Thursday and Friday – Got out of work late and didn’t ride.
Saturday – Usual Saturday hammerfest. Felt strong in the first half and did a ton of pulling. Was getting fatigued on the way back and drifted off the back to go my own pace near the end. The ride was hard, but the TSS wasn’t as high as last week (though close at 244 for the 3 hour ride).
Sunday – Got in 90 minutes of PC time and 2:30 total. Had a flat tire so I came home and switched bikes rather than really fix the PC equipped bike. A solid tempo session.
PC time this week – 5 hours 50 minutes
PC time to date – 110 hours 50 minutes
Weekly status of power progression – No real change from last week except for the new yearly best in 20 minute power so no summary. I’ve got a run of 3 weeks with 20 minute intervals of 280 W or more. Me likes. Looking back at my logs, the last time I had a 20 minute power of 285 W was June 2007. I remember those 2 weeks well; I was west of Paris for work and I was in the midst of VO2 work. I was taking advantage of the late summer sunsets to put in a couple of hours after work.

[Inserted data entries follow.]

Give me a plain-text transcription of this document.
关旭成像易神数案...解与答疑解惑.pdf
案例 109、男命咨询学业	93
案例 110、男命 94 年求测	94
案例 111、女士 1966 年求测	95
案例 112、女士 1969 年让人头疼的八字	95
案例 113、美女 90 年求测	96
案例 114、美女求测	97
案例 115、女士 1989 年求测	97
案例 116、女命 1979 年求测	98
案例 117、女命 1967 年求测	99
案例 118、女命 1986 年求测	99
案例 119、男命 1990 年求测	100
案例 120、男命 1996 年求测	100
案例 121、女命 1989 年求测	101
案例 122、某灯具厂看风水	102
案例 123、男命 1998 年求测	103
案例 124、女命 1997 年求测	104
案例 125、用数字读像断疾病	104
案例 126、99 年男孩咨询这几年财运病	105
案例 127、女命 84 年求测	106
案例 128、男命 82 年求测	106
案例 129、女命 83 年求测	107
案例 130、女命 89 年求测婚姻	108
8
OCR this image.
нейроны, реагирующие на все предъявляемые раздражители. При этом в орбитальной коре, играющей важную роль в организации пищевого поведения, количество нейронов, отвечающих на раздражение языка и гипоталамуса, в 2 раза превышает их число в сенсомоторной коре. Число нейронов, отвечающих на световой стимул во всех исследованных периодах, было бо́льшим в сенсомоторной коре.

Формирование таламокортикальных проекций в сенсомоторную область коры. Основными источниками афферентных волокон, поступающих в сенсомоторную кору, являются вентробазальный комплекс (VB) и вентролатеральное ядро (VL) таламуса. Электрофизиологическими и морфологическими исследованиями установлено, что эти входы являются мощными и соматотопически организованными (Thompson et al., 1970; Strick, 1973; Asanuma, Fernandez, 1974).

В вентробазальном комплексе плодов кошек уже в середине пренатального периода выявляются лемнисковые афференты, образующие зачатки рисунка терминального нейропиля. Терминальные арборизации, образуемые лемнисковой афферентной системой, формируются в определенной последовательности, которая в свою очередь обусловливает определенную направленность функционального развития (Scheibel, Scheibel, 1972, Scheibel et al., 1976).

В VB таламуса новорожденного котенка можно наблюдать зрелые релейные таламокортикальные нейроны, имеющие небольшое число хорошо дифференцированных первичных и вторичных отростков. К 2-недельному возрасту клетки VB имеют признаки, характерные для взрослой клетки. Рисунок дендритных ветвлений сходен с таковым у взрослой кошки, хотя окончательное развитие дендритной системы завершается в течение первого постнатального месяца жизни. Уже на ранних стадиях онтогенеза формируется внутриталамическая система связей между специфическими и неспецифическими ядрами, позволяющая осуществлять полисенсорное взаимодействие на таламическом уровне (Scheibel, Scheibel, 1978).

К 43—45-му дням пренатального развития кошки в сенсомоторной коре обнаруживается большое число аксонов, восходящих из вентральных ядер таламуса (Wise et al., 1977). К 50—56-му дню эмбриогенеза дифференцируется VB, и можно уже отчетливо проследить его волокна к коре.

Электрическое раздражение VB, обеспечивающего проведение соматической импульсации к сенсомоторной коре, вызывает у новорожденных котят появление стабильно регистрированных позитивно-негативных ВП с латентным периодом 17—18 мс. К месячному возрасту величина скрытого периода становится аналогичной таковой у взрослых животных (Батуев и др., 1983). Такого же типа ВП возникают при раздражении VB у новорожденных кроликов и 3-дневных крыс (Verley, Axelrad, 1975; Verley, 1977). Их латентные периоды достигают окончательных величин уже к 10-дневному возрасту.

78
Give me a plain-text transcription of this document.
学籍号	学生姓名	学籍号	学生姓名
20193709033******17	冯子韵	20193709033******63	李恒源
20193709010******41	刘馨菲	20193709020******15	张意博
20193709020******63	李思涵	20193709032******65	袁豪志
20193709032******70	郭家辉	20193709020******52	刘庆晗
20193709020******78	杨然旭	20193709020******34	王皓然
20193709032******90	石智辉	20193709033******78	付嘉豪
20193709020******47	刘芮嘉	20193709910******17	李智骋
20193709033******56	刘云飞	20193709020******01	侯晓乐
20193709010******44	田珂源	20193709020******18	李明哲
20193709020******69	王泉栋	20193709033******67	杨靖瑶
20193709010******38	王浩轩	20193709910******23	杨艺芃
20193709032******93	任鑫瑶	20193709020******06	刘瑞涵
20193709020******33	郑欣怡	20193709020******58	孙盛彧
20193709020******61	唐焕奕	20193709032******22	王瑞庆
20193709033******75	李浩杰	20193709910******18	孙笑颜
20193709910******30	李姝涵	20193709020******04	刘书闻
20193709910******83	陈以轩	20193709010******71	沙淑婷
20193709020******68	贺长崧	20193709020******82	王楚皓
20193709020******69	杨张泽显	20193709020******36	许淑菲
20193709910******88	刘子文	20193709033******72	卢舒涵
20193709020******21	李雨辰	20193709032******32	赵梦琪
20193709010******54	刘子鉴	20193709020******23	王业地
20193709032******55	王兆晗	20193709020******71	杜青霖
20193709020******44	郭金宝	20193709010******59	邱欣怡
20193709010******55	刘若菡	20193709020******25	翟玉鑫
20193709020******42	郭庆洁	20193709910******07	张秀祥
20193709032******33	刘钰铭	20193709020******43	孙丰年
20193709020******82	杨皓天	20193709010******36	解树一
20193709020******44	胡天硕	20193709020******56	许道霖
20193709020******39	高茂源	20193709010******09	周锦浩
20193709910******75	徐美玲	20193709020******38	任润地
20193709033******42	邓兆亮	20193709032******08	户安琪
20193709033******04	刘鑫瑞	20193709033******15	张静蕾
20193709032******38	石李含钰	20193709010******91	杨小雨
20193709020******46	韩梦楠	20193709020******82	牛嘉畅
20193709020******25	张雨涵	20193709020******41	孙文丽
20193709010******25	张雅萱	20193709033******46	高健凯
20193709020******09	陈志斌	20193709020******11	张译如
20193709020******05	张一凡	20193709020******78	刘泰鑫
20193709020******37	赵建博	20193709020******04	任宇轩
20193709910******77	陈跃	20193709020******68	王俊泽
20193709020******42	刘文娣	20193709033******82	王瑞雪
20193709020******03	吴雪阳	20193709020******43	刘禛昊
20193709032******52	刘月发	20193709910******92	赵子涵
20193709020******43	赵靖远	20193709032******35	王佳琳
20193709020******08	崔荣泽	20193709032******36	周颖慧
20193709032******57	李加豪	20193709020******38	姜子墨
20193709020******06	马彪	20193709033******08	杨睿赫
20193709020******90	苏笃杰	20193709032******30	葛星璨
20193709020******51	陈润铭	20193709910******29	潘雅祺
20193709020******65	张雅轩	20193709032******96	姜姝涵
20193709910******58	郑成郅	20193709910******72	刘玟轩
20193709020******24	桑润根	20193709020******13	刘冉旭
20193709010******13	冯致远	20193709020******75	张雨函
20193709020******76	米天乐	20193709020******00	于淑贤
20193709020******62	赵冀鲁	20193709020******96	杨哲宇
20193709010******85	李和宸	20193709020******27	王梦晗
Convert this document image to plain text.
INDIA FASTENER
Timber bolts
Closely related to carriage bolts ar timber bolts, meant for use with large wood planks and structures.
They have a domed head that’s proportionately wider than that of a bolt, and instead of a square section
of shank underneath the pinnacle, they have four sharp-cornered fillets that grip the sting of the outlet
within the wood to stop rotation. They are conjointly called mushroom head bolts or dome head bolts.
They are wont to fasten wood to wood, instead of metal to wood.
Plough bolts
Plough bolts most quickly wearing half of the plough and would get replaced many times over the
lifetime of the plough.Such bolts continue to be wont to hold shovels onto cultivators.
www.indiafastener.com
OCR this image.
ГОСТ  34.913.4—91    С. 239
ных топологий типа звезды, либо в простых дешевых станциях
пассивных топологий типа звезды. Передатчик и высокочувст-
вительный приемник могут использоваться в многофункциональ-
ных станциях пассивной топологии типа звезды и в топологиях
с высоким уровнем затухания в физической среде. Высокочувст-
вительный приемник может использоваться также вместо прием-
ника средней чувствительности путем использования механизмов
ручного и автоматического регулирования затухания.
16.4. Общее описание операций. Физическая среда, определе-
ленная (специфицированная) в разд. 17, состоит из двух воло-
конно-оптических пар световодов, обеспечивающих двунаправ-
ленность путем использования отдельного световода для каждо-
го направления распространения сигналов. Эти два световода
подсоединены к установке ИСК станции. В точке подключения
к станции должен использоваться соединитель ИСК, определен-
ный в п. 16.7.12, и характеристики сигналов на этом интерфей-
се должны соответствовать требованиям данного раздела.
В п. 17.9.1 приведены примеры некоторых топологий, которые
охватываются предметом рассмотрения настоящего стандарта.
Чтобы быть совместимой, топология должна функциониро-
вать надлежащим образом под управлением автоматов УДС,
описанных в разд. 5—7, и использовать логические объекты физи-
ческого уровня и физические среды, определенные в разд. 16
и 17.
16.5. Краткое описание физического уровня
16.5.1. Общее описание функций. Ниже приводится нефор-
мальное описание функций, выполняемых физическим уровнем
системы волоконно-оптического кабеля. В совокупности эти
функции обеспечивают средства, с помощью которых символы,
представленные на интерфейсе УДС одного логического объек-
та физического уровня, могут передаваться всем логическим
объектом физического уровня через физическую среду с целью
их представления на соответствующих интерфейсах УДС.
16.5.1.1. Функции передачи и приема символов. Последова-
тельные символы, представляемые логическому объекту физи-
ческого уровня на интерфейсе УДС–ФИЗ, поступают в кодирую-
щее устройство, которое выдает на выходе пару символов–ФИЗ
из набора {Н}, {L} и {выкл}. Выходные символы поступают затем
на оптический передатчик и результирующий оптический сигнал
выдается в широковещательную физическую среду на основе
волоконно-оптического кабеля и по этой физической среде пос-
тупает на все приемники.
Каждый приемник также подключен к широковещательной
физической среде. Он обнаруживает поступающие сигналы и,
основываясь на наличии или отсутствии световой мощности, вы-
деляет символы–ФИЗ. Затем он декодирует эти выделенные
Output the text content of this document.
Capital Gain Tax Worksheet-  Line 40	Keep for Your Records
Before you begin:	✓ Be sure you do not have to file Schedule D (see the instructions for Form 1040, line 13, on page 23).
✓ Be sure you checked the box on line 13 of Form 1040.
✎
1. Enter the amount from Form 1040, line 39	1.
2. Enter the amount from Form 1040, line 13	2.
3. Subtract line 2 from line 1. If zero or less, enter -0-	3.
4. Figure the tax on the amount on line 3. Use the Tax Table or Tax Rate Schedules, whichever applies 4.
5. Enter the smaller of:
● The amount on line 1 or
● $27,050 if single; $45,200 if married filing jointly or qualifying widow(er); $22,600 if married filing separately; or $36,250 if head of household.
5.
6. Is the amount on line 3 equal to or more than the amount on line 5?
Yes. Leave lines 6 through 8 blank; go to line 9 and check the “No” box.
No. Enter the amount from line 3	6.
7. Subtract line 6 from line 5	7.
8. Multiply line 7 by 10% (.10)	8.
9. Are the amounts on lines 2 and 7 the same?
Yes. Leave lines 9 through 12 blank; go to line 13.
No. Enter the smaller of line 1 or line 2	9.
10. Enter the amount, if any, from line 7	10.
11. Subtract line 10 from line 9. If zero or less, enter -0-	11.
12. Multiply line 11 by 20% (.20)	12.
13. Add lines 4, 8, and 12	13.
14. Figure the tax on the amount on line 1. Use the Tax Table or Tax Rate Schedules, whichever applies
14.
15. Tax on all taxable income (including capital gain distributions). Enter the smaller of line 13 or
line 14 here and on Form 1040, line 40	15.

Some may say this form is due to a significant increase in training load. While I am certainly
ahead of on the TSS curve, as shown by the graph below, the difference isn’t significant.. After 16 weeks, less than 500 TSS points separate 16 weeks of PC use compared to the same time period last year. The second plot shows my cumulative average weekly TSS. The second plot shows my overall training load isn’t too high. When I took a look at it my first response was that I need to up the training.
1 comment:
some of us are reading :-)
It's nice to see such an analytical view of training and PC's specifically.